Programa ELOS[1], da Raízen: o programa cobre questões relevantes dentro da temática de direitos humanos - contratação de mão de obra e empregados próprios, questões trabalhistas, prestadores de serviço, prevenção de riscos e acidentes, dentre outros. Apoia produtores de cana-de-açúcar através de eventos, palestras e treinamentos, incentivo ao uso de tecnologias, e acompanhamento técnico.
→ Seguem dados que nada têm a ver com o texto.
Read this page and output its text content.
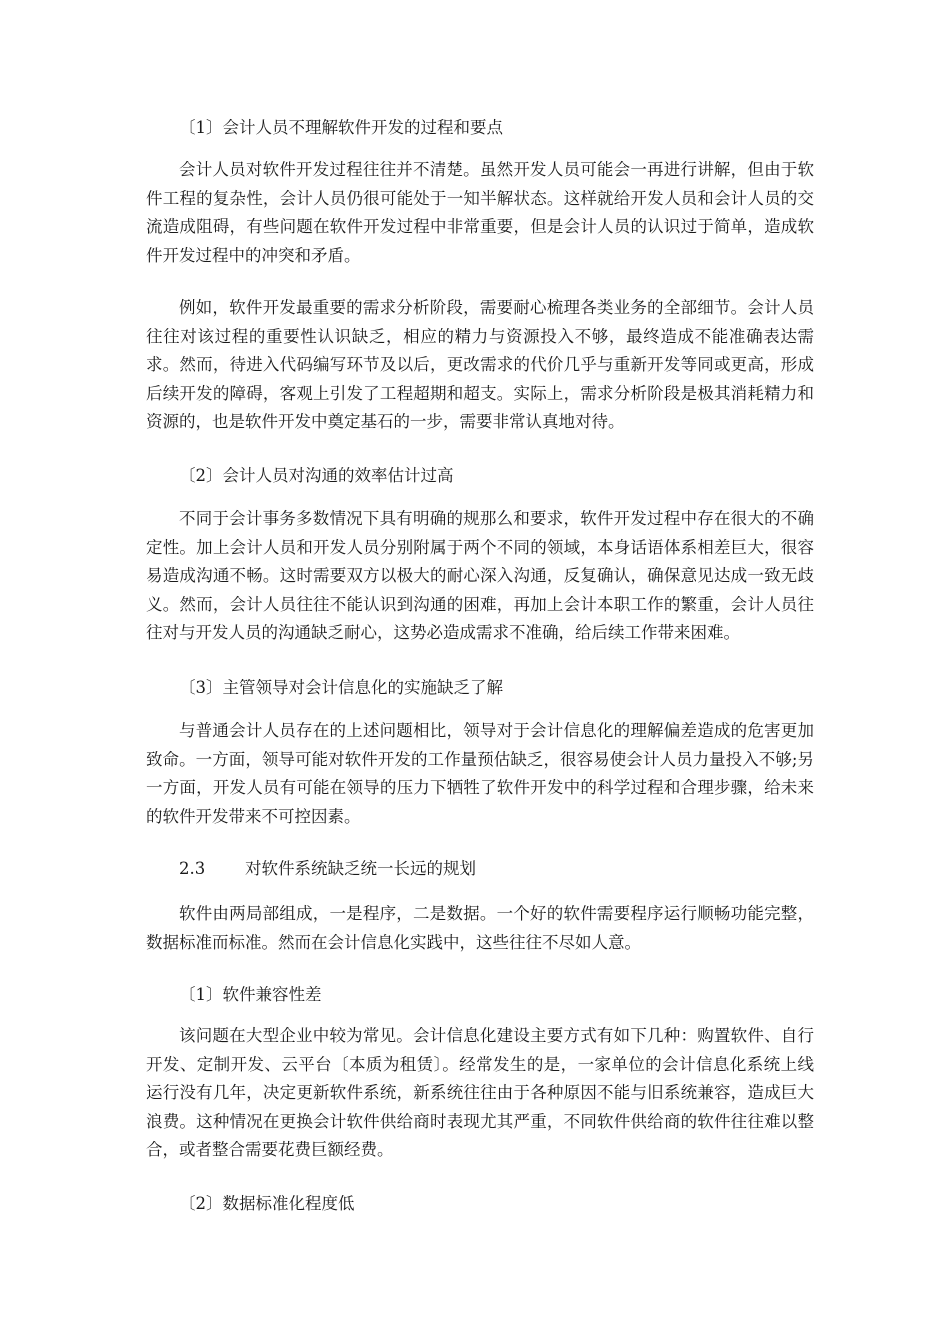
〔1〕会计人员不理解软件开发的过程和要点
会计人员对软件开发过程往往并不清楚。虽然开发人员可能会一再进行讲解，但由于软件工程的复杂性，会计人员仍很可能处于一知半解状态。这样就给开发人员和会计人员的交流造成阻碍，有些问题在软件开发过程中非常重要，但是会计人员的认识过于简单，造成软件开发过程中的冲突和矛盾。
例如，软件开发最重要的需求分析阶段，需要耐心梳理各类业务的全部细节。会计人员往往对该过程的重要性认识缺乏，相应的精力与资源投入不够，最终造成不能准确表达需求。然而，待进入代码编写环节及以后，更改需求的代价几乎与重新开发等同或更高，形成后续开发的障碍，客观上引发了工程超期和超支。实际上，需求分析阶段是极其消耗精力和资源的，也是软件开发中奠定基石的一步，需要非常认真地对待。
〔2〕会计人员对沟通的效率估计过高
不同于会计事务多数情况下具有明确的规那么和要求，软件开发过程中存在很大的不确定性。加上会计人员和开发人员分别附属于两个不同的领域，本身话语体系相差巨大，很容易造成沟通不畅。这时需要双方以极大的耐心深入沟通，反复确认，确保意见达成一致无歧义。然而，会计人员往往不能认识到沟通的困难，再加上会计本职工作的繁重，会计人员往往对与开发人员的沟通缺乏耐心，这势必造成需求不准确，给后续工作带来困难。
〔3〕主管领导对会计信息化的实施缺乏了解
与普通会计人员存在的上述问题相比，领导对于会计信息化的理解偏差造成的危害更加致命。一方面，领导可能对软件开发的工作量预估缺乏，很容易使会计人员力量投入不够;另一方面，开发人员有可能在领导的压力下牺牲了软件开发中的科学过程和合理步骤，给未来的软件开发带来不可控因素。
2.3 对软件系统缺乏统一长远的规划
软件由两局部组成，一是程序，二是数据。一个好的软件需要程序运行顺畅功能完整，数据标准而标准。然而在会计信息化实践中，这些往往不尽如人意。
〔1〕软件兼容性差
该问题在大型企业中较为常见。会计信息化建设主要方式有如下几种：购置软件、自行开发、定制开发、云平台〔本质为租赁〕。经常发生的是，一家单位的会计信息化系统上线运行没有几年，决定更新软件系统，新系统往往由于各种原因不能与旧系统兼容，造成巨大浪费。这种情况在更换会计软件供给商时表现尤其严重，不同软件供给商的软件往往难以整合，或者整合需要花费巨额经费。
〔2〕数据标准化程度低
Programa VIVE, da Czarnikow: abrange toda a cadeia de fornecimento da cana-de-açúcar, incluindo a fazenda, usina, refinaria, e transportadores e trouxe melhorias significativas em questões de direitos humanos, como:
Contratos de trabalho: formalização dos contratos de trabalhadores de prestadores de serviços terceirizado; estabelecimento de contratos claros e justos; inclusão de cláusulas contratuais importantes, como a de pagamento mensal.
Trabalho infantil: inclusão de idade mínima para contratação em políticas de prevenção do trabalho infantil
Saúde e Segurança – Ruídos no local de trabalho: adoção de medidas de proteção auditiva adequadas e incentivo para redução do ruído na fonte, sendo o uso do Equipamento de Proteção Individual um último recurso (caso a solução anterior não seja suficiente)
Saúde e Segurança – Equipamentos de Proteção Individual (EPI): treinamentos para melhorar o manuseio, armazenamento e uso de agroquímicos; desenvolvimento de plano para aumentar o uso futuro de EPIs; fornecimento de EPIs adequados.
Para além das empresas, existem outros atores, como associações de produtores ou sindicato de trabalhadores, que estabelecem programas próprios para engajamento de fornecedores, apoiando-os na definição de compromissos mais robustos em direitos humanos, no monitoramento da implementação desses compromissos e nos processos de melhoria contínua.
c) Agir além da cadeia de fornecimento
Para questões mais sistêmicas do setor, é importante considerar também ações de maior abrangência e colaboração, para além da cadeia de fornecimento. Isso inclui ações em uma área de produção, a nível de paisagem, jurisdicional[2], ou setorial, e/ou engajamento com governos ou órgãos públicos (nacionais ou regionais). São ações que geralmente envolvem um grupo diverso de atores a fim de abordar questões que necessitam de esforços de diferentes atores para alcançar a mudança desejada. É importante ressaltar que essas ações devem ser complementares aos esforços dentro da cadeia de suprimentos.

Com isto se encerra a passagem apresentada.